Unaccompanied minors face not only the transition from childhood to adulthood, but potentially a change in status that can affect their right to stay and the extent to which they can access education, housing, work, services, and support. The number of unaccompanied minors who submitted asylum applications for the first time in EU member states and Norway rose sharply to 23,420 in 2021, from around 14,000 in both 2019 and 2020. The number of unaccompanied minors who do not claim asylum is unknown across the EU.
The EU has been actively working for decades to protect the rights of unaccompanied minors, and those applying for asylum in the EU benefit from a number of rights and guarantees throughout the asylum procedure.
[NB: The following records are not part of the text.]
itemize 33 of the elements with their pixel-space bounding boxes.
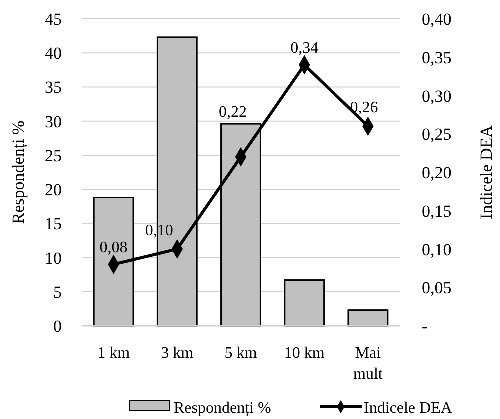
y-tick-label: 35 — [45, 78, 62, 98]
y2-tick-label: 0,15 — [422, 202, 452, 221]
data-label: 0,34 — [290, 40, 319, 58]
y-tick-label: 40 — [45, 44, 62, 64]
y2-tick-label: 0,30 — [422, 86, 452, 106]
y-tick-label: 10 — [45, 248, 62, 268]
y2-tick-label: 0,10 — [422, 240, 452, 260]
y2-tick-label: 0,40 — [422, 10, 452, 29]
y-axis-title: Respondenți % — [9, 120, 28, 224]
data-label: 0,22 — [219, 104, 247, 122]
y2-tick-label: - — [422, 317, 428, 336]
x-tick-label: 1 km — [98, 345, 131, 362]
y-tick-label: 25 — [45, 146, 62, 166]
y-tick-label: 30 — [45, 112, 62, 132]
y-tick-label: 45 — [45, 10, 62, 29]
y-tick-label: 20 — [45, 180, 62, 200]
legend-label: Indicele DEA — [364, 400, 453, 417]
bar — [348, 310, 389, 327]
y2-tick-label: 0,20 — [422, 164, 452, 182]
x-tick-label: 10 km — [284, 345, 326, 362]
y-tick-label: 15 — [45, 214, 62, 234]
x-tick-label: 3 km — [161, 345, 194, 362]
y-tick-label: 5 — [54, 282, 62, 302]
legend-label: Respondenți % — [174, 400, 272, 417]
y2-tick-label: 0,05 — [422, 278, 452, 298]
data-label: 0,08 — [100, 240, 128, 257]
y-tick-label: 0 — [54, 317, 62, 336]
bar — [284, 280, 326, 327]
y2-axis-title: Indicele DEA — [477, 124, 496, 220]
x-tick-label: Mai mult — [354, 345, 384, 383]
y2-tick-label: 0,25 — [422, 125, 452, 144]
x-tick-label: 5 km — [224, 345, 258, 362]
y2-tick-label: 0,35 — [422, 48, 452, 68]
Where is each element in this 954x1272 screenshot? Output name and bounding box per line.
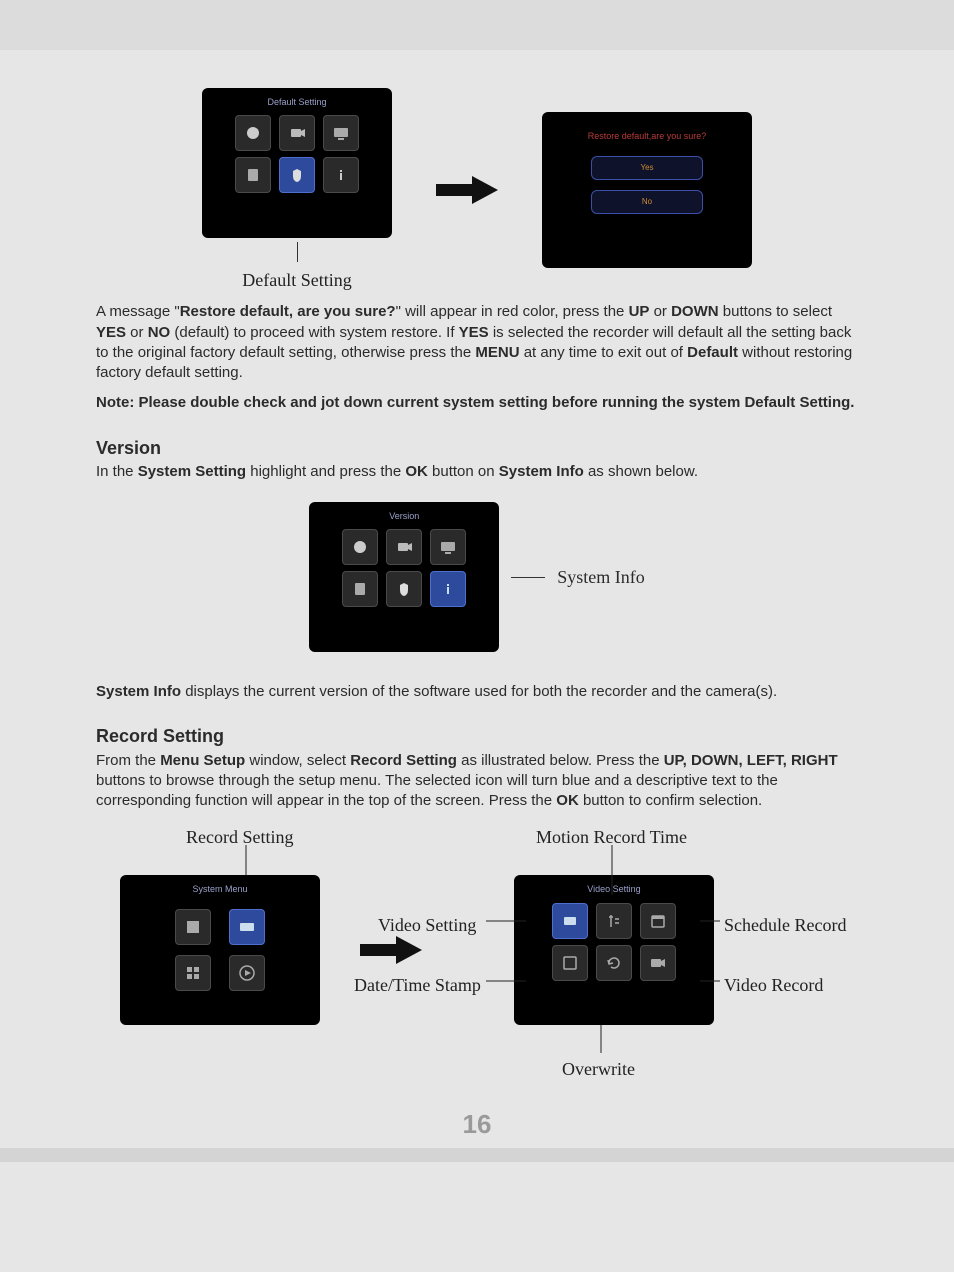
footer-band: [0, 1148, 954, 1162]
page: Default Setting: [0, 0, 954, 1202]
label-date-time-stamp: Date/Time Stamp: [354, 973, 481, 997]
motion-record-icon: [596, 903, 632, 939]
text: button on: [428, 463, 499, 480]
text: at any time to exit out of: [520, 344, 688, 361]
text: or: [126, 324, 148, 341]
icon-grid: [544, 901, 684, 991]
system-menu-screen: System Menu: [120, 875, 320, 1025]
record-setting-paragraph: From the Menu Setup window, select Recor…: [96, 751, 858, 812]
default-setting-caption: Default Setting: [242, 268, 351, 292]
schedule-record-icon: [640, 903, 676, 939]
content: Default Setting: [0, 50, 954, 1085]
bold: YES: [96, 324, 126, 341]
record-setting-figure: Record Setting Motion Record Time System…: [96, 825, 858, 1085]
video-record-icon: [640, 945, 676, 981]
default-setting-figure-row: Default Setting: [96, 88, 858, 292]
bold: YES: [459, 324, 489, 341]
record-icon: [235, 115, 271, 151]
record-setting-icon-selected: [229, 909, 265, 945]
info-icon-selected: [430, 571, 466, 607]
note-paragraph: Note: Please double check and jot down c…: [96, 393, 858, 413]
label-video-setting: Video Setting: [378, 913, 476, 937]
label-motion-record-time: Motion Record Time: [536, 825, 687, 849]
label-record-setting: Record Setting: [186, 825, 293, 849]
page-number: 16: [0, 1109, 954, 1140]
overwrite-icon: [596, 945, 632, 981]
confirm-no-button[interactable]: No: [591, 190, 703, 214]
setting3-icon: [175, 955, 211, 991]
default-icon: [386, 571, 422, 607]
screen-title: System Menu: [192, 883, 247, 895]
icon-grid: [227, 113, 367, 203]
bold: System Info: [96, 683, 181, 700]
text: (default) to proceed with system restore…: [170, 324, 458, 341]
screen-title: Default Setting: [267, 96, 326, 108]
text: or: [649, 303, 671, 320]
bold: Record Setting: [350, 752, 457, 769]
bold: OK: [556, 792, 579, 809]
bold: MENU: [475, 344, 519, 361]
bold: UP, DOWN, LEFT, RIGHT: [664, 752, 838, 769]
text: " will appear in red color, press the: [396, 303, 629, 320]
camera-icon: [386, 529, 422, 565]
bold: Default: [687, 344, 738, 361]
screen-title: Video Setting: [587, 883, 640, 895]
confirm-dialog: Restore default,are you sure? Yes No: [542, 112, 752, 268]
text: as illustrated below. Press the: [457, 752, 664, 769]
label-overwrite: Overwrite: [562, 1057, 635, 1081]
label-video-record: Video Record: [724, 973, 823, 997]
text: buttons to select: [719, 303, 832, 320]
playback-icon: [229, 955, 265, 991]
video-setting-icon-selected: [552, 903, 588, 939]
screen-title: Version: [389, 510, 419, 522]
camera-icon: [279, 115, 315, 151]
system-info-label: System Info: [557, 565, 645, 589]
display-icon: [323, 115, 359, 151]
bold: NO: [148, 324, 171, 341]
date-time-stamp-icon: [552, 945, 588, 981]
icon-grid: [155, 901, 285, 1009]
arrow-icon: [432, 170, 502, 210]
note-text: Note: Please double check and jot down c…: [96, 394, 854, 411]
icon-grid: [334, 527, 474, 617]
bold: OK: [405, 463, 428, 480]
system-info-figure: Version System Info: [96, 502, 858, 652]
text: as shown below.: [584, 463, 698, 480]
setting1-icon: [175, 909, 211, 945]
bold: Menu Setup: [160, 752, 245, 769]
sd-icon: [235, 157, 271, 193]
bold: UP: [629, 303, 650, 320]
bold: System Setting: [138, 463, 246, 480]
display-icon: [430, 529, 466, 565]
text: button to confirm selection.: [579, 792, 762, 809]
record-setting-heading: Record Setting: [96, 724, 858, 748]
video-setting-screen: Video Setting: [514, 875, 714, 1025]
default-setting-screen: Default Setting: [202, 88, 392, 238]
header-band: [0, 0, 954, 50]
record-icon: [342, 529, 378, 565]
text: In the: [96, 463, 138, 480]
version-paragraph: In the System Setting highlight and pres…: [96, 462, 858, 482]
text: From the: [96, 752, 160, 769]
default-setting-screen-block: Default Setting: [202, 88, 392, 292]
text: window, select: [245, 752, 350, 769]
text: highlight and press the: [246, 463, 405, 480]
leader-line: [297, 242, 298, 262]
bold: Restore default, are you sure?: [180, 303, 396, 320]
sd-icon: [342, 571, 378, 607]
default-icon-selected: [279, 157, 315, 193]
confirm-yes-button[interactable]: Yes: [591, 156, 703, 180]
leader-line: [511, 577, 545, 578]
bold: DOWN: [671, 303, 719, 320]
text: A message ": [96, 303, 180, 320]
info-icon: [323, 157, 359, 193]
system-info-paragraph: System Info displays the current version…: [96, 682, 858, 702]
version-screen: Version: [309, 502, 499, 652]
text: displays the current version of the soft…: [181, 683, 777, 700]
confirm-title: Restore default,are you sure?: [588, 130, 707, 142]
label-schedule-record: Schedule Record: [724, 913, 846, 937]
bold: System Info: [499, 463, 584, 480]
version-heading: Version: [96, 436, 858, 460]
restore-paragraph: A message "Restore default, are you sure…: [96, 302, 858, 383]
The EU acquis does not provide any guarantees or rights to support their transition to adulthood. Thus, the rights and conditions associated with the transition of unaccompanied minors to adulthood vary considerably between the EU Member States and Norway.
The age limit for services and support for unaccompanied minors who have reached the age of majority is 19 to 30 and those with a residence permit can continue to receive support and services until then, including access to independent housing and education or financial assistance. Some EU Member States and Norway reported a general lack of political attention and financial resources, including a lack of specialized forms of assistance and services for unaccompanied minors.
Overall, EU Member States and Norway have faced similar difficulties in supporting the transition of unaccompanied minors to adulthood, in identifying the need to improve accommodation for those under 18 and the need to improve the level of services and support available to those under 18.